Key concepts and technologies for modernization
Application modernization incorporates several key technologies and approaches. Some are essential for all modernization journeys, while others are needed only for certain scenarios.
Cloud-native approaches
Cloud-native technologies allow organizations to develop and run scalable applications across modern, dynamic cloud environments, including private, public, and hybrid clouds. By applying cloud-native approaches across your organization, you can more rapidly develop, deploy, improve, and scale your applications and services in response to changing business and market conditions.
Microservices
Microservices architectures break applications down into sets of functional capabilities. These functional microservices are separate from each other but work together to accomplish the same tasks as the original monolithic application. They are typically lightweight, independently scalable, and shareable across multiple applications. Microservices architectures align well with cloud-native approaches and are often adopted during application modernization initiatives.
DevSecOps
DevSecOps, or just DevOps, is an approach to culture, automation, and platform design that speeds the delivery of high-quality applications to increase business value and agility. It focuses on collaboration across teams, dynamic operations, and standardized environments to accelerate development and deployment processes. With DevSecOps, staff from security, development, and operations teams work together, sharing visibility, feedback, best practices, and insights.
Event-driven architecture
Event-driven architecture is a model for application design that is structured around the capture, communication, processing, and persistence of events, rather than requests. Event-driven applications require minimal coupling, so they work well in modern, distributed environments and architectures. Developers can create event-driven applications in any reactive programming language, giving them more flexibility and choice.
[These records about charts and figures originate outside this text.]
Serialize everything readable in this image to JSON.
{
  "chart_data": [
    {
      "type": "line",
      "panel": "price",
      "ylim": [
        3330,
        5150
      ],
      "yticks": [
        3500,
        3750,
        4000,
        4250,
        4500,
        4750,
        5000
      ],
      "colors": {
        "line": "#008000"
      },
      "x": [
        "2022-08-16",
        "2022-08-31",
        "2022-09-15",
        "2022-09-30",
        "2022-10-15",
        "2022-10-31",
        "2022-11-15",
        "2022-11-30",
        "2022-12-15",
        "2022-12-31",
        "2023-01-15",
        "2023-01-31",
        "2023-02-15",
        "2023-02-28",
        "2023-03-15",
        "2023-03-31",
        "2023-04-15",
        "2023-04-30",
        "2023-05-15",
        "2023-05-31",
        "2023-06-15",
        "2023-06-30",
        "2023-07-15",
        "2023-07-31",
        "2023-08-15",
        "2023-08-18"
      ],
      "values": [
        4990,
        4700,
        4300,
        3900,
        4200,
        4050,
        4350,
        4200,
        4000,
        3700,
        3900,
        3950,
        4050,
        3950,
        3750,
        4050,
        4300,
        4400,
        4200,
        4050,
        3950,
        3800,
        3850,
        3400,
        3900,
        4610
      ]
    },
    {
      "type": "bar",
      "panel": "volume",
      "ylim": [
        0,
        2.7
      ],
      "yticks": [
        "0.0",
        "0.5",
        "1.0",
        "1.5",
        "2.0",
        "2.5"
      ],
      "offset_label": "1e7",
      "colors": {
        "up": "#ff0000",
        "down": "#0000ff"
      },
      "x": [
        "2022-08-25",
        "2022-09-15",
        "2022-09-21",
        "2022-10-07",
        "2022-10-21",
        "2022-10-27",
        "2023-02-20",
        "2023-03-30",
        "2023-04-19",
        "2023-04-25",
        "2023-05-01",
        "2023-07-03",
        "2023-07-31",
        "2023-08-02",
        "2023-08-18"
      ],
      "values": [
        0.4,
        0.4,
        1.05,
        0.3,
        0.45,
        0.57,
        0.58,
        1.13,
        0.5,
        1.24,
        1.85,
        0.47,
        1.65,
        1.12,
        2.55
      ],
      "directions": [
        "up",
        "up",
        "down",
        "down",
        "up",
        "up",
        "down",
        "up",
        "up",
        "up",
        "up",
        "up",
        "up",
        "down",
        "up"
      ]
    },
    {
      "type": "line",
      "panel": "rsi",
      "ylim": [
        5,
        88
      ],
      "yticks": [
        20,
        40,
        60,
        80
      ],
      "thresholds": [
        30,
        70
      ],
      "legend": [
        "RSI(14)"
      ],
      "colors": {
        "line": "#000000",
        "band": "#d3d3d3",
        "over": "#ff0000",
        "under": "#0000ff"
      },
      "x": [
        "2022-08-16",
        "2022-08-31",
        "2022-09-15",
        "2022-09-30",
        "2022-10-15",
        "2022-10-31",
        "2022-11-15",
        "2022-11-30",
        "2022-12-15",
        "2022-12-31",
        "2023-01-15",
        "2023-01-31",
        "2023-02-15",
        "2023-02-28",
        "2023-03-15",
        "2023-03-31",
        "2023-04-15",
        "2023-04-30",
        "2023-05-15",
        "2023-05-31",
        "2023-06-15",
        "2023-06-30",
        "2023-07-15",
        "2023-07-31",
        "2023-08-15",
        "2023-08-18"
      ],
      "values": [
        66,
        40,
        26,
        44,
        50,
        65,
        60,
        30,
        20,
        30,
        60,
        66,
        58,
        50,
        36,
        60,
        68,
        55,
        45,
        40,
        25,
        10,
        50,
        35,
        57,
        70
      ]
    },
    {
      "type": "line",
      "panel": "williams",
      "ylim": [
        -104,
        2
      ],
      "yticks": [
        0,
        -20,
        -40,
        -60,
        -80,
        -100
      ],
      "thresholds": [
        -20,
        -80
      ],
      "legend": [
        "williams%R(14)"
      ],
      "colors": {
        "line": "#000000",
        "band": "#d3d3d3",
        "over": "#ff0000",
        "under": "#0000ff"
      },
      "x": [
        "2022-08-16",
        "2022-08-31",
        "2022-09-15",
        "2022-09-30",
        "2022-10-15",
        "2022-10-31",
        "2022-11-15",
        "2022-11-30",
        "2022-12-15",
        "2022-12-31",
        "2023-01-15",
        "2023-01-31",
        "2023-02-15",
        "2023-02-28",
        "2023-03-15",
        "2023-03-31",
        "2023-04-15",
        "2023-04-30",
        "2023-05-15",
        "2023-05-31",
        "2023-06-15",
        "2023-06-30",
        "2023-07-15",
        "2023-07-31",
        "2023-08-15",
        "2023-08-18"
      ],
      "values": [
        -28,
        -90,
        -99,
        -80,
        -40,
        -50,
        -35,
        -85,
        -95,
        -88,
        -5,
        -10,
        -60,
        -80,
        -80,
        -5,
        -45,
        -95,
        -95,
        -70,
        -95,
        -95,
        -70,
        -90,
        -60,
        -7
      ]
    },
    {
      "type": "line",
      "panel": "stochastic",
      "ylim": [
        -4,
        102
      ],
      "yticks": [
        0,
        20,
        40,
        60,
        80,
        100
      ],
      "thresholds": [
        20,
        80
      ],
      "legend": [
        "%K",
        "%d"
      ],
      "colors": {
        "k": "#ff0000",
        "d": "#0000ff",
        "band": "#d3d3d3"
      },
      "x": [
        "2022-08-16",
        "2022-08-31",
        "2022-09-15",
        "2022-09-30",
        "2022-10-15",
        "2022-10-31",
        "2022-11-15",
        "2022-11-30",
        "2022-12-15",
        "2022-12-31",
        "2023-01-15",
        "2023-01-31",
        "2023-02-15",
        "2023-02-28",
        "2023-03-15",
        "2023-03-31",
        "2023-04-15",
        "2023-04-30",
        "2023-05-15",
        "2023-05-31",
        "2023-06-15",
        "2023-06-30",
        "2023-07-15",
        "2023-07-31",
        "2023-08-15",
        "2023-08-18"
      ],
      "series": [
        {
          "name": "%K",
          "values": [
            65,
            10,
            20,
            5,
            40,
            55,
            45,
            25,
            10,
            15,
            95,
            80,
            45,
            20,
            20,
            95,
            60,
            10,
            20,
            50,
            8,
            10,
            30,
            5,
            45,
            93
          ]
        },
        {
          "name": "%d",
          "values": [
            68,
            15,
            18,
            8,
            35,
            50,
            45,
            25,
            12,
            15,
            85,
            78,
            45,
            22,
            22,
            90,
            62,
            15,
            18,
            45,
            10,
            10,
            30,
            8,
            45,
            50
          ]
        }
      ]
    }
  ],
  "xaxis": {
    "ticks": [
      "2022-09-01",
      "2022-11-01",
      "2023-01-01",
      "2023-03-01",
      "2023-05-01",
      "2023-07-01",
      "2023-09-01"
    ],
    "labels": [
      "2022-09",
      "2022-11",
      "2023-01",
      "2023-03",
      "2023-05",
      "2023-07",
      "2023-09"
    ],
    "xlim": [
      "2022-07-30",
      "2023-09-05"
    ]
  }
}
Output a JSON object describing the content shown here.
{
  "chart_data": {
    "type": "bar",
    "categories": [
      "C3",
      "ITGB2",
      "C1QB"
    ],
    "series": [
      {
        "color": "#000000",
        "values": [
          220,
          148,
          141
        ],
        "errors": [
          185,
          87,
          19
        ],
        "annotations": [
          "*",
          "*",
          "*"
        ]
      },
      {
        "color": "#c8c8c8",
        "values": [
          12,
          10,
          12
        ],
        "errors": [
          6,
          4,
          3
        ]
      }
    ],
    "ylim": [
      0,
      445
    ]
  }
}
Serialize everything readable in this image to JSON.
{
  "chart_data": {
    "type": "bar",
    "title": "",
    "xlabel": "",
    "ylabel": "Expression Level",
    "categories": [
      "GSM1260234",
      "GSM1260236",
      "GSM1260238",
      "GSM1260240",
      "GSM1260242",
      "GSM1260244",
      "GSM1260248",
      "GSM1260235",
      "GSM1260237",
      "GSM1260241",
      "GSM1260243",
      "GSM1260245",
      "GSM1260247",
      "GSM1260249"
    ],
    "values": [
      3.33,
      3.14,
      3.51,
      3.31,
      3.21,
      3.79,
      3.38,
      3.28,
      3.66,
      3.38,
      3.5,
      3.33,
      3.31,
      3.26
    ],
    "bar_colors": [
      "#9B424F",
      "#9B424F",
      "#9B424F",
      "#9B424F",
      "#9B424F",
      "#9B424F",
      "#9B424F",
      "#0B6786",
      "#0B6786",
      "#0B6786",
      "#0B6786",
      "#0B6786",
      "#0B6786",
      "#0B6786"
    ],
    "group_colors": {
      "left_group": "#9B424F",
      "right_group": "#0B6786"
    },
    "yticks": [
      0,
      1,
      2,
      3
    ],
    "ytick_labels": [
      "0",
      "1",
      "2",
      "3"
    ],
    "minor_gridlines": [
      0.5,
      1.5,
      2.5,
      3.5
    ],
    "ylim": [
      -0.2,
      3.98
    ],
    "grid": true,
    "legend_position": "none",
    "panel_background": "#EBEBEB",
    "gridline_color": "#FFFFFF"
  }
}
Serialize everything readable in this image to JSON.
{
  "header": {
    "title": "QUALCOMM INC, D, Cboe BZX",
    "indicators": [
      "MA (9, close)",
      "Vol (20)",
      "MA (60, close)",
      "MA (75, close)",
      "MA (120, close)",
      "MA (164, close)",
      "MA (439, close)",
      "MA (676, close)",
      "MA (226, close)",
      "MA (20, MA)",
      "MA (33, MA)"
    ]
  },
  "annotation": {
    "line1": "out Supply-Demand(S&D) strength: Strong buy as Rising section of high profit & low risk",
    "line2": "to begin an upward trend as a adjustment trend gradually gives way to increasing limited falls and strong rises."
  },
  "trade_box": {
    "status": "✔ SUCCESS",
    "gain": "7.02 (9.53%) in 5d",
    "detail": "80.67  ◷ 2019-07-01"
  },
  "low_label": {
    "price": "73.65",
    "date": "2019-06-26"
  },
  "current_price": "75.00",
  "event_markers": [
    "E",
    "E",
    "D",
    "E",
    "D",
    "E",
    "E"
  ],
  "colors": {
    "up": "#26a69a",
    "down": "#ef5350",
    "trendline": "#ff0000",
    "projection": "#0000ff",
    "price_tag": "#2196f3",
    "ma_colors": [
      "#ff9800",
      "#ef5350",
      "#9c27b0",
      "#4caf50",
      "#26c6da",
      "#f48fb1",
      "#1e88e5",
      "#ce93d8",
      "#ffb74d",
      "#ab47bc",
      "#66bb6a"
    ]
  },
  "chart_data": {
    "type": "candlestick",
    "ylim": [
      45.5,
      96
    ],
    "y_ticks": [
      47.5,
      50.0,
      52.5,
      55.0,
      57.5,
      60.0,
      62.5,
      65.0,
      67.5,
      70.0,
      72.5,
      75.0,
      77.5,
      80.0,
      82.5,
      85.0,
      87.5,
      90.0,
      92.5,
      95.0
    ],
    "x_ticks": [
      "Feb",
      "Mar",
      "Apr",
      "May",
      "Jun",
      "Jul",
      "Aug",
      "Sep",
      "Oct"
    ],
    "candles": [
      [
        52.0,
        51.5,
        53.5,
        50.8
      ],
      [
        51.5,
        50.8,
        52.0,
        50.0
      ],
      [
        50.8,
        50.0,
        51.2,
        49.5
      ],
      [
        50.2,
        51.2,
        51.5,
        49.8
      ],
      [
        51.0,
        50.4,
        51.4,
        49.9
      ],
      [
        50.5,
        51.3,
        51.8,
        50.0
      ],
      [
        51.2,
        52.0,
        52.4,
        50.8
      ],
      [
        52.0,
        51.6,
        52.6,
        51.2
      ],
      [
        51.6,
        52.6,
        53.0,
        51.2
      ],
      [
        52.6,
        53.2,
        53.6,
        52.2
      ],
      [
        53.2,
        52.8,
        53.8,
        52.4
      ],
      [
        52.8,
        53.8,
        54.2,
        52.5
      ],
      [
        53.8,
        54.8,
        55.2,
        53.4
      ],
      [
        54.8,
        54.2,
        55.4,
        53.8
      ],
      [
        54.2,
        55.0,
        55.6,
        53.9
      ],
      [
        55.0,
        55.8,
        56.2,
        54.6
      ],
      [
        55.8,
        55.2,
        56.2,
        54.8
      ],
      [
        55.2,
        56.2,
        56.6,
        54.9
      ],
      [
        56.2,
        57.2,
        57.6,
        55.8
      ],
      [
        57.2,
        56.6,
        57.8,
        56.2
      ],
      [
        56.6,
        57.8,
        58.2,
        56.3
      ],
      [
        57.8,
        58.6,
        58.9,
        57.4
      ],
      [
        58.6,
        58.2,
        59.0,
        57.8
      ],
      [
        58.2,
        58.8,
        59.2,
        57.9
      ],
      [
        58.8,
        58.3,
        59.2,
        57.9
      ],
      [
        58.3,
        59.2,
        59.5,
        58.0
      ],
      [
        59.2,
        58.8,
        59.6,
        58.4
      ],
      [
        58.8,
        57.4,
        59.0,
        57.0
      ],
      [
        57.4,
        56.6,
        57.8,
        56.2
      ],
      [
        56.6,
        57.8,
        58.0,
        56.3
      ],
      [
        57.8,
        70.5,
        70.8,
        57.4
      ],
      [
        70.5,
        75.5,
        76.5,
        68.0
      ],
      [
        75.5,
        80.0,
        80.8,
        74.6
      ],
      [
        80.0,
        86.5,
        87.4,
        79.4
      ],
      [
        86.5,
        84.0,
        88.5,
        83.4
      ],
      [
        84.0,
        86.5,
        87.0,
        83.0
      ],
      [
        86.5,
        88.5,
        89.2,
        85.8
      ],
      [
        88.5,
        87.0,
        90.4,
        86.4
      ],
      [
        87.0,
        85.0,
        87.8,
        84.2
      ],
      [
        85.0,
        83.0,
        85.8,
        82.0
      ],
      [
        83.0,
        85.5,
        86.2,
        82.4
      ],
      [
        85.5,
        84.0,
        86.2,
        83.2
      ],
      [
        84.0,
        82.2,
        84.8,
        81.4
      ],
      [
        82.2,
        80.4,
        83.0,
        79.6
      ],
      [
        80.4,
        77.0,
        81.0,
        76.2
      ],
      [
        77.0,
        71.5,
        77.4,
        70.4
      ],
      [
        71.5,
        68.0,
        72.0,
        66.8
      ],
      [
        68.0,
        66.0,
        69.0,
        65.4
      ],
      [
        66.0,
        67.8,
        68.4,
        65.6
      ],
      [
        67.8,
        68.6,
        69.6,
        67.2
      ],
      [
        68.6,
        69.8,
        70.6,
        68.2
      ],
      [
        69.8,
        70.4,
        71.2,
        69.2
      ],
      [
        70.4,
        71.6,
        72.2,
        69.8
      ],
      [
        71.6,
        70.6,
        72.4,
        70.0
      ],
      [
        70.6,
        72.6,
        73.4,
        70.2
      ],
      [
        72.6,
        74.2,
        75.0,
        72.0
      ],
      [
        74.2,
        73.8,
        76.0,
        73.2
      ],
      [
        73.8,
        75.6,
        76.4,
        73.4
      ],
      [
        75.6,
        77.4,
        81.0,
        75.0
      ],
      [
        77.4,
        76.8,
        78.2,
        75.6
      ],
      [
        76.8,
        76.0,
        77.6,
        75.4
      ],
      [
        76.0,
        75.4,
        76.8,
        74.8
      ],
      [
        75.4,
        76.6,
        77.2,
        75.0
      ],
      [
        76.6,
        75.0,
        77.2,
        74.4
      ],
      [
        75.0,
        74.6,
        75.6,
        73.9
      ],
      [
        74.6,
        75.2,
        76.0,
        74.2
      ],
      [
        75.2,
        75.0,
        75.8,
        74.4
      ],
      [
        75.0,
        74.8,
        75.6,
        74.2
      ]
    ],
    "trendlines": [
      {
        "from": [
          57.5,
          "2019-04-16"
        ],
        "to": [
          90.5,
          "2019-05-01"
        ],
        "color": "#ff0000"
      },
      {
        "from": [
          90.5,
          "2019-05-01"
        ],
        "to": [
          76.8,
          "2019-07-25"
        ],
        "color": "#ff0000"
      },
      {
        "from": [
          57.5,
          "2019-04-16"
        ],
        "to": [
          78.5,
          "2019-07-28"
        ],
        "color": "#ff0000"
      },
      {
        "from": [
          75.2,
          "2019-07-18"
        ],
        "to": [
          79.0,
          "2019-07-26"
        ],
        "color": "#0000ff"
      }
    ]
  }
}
Hybrid cloud application platforms
A hybrid cloud platform provides a unified software foundation for developing, deploying, and managing tools, applications, and models consistently across datacenter, edge, and cloud environments. Key features include:
- Support for traditionally virtualized, cloud-native, and containerized applications.
- IT-controlled self-service resource delivery.
- Application and workload portability across different types of cloud environments.
- Integrated DevOps and operations management capabilities.
- Application development tools.
- Integrations from third-party technology vendors and open source communities.
A comprehensive, adaptable hybrid cloud platform is essential for most application modernization journeys and can help you transform more readily at your own pace.
Modern development frameworks
Development frameworks provide pluggable and extensible patterns of code flow for developers creating applications using programming languages like Java™. Developers can use these repeatable frameworks as a base for programming applications, reducing development time and increasing consistency. For example, modern, Kubernetes-native Java development frameworks like Quarkus and Spring let you incorporate new infrastructure technologies like containers, microservices, and serverless.
Serverless models
Serverless is a cloud-native development model that allows developers to build and run applications without managing the underlying infrastructure. A cloud provider or IT operations team handles the routine work of provisioning, maintaining, and scaling servers, so developers can focus on coding. Once deployed, serverless applications automatically scale up, down, or even to zero according to demand or event triggers, freeing up valuable infrastructure resources when not in use.
Service meshes
Service meshes provide communication between microservices and add capabilities like resiliency, security, observability, routing control, and insights. They control how different parts of an application share data with one another. As a transparent, dedicated, and scalable infrastructure layer that resides outside of applications, service meshes allow developers to concentrate on creating valuable applications and features rather than rebuilding or connecting standard underlying services.
CI/CD pipelines
Continuous integration/continuous delivery (CI/CD) pipelines improve software delivery using DevOps or site reliability engineering (SRE) approaches. These pipelines apply automation to optimize application life cycle management processes like compiling code, unit testing, and code analysis. When moving to cloud-native and containerized environments, many organizations extend their CI/CD pipelines with GitOps workflows that automate delivery across hybrid cloud infrastructure.